Mary Ellen Bute (1906 – 1983) was a pioneer American film animator, producer, and director. Her specialty was visual music. While working in New York City between 1934 and 1953, Bute made fourteen short abstract musical films. Many of these were seen in regular movie theaters usually preceding a prestigious film.
- Synchromy – 1933, collaboration with Joseph Schillinger and Lewis Jacobs [unfinished].
- Rhythm in Light – 1934 (b&w, 5 min.) in collaboration with Melville Webber and Ted Nemeth.
- Synchromy No. 2 – 1935 (b&w, 5.5 min.) music: Evening Star from Tannhäuser by Richard Wagner.
- Dada – 1936 (b&w, 3min.) short for Universal Newsreel.
- Parabola – 1937 (b&w, 9 min.) music: Création du monde by Darius Milhaud.
- Escape – 1937 (color, 4.5 min.) music: Toccata in D Minor by J.S. Bach.
- Spook Sport – 1939 (color, 8 min.) music: Danse macabre by Camille Saint-Saëns. Animation by Norman McLaren.
- Tarantella – 1940 (color, 5 min.) animation by Norman McLaren.
- Polka Graph – 1947 (color, 4.5 min.) music: Dmitri Shostakovich‘s Polka from The Age of Gold.
- Color Rhapsodie – 1948 (color, 6 min.)
- Imagination – 1948 (color)
- New Sensations in Sound – 1949 (color, 3 min.) advertising film for RCA.

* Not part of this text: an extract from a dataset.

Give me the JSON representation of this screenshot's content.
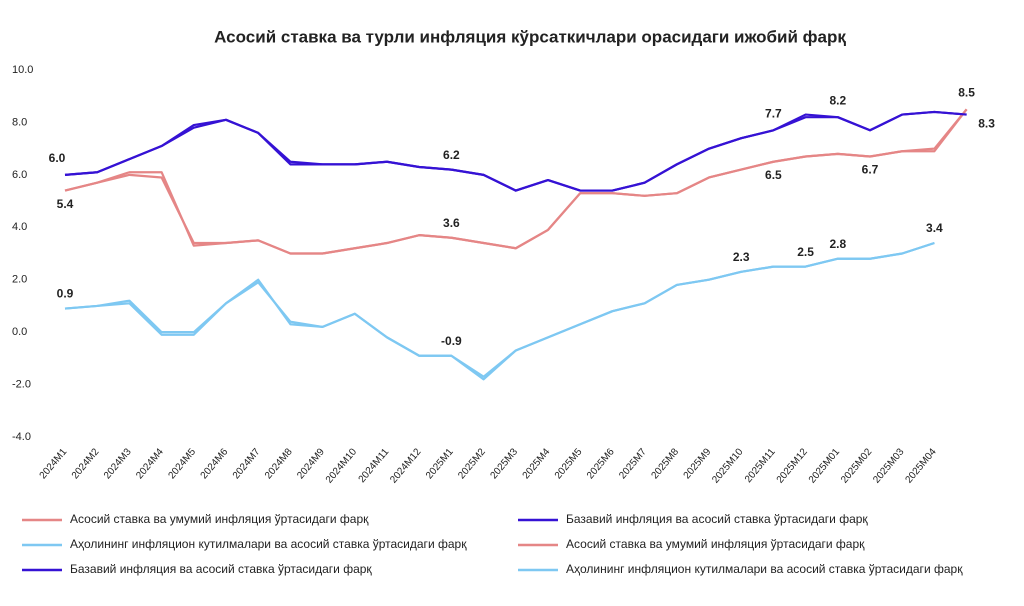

- Pastorale – 1950 (color, 9 min.) music: Bach’s Sheep May Safely Graze.
- Abstronic – 1952 (color, 7 min.) music: Aaron Copland‘s Hoe Down and Don Gillis‘s Ranch House Party.
- Mood Contrasts – 1953 (color, 7 min.)
- The Boy Who Saw Through – 1956 (b&w, 25 min.) (producer) stars a young Christopher Walken [not abstract].
- Passages from James Joyce’s Finnegans Wake – 1965–67 (b&w, 97 min.) (director and co-writer) screened at the Cannes Film Festival [not abstract].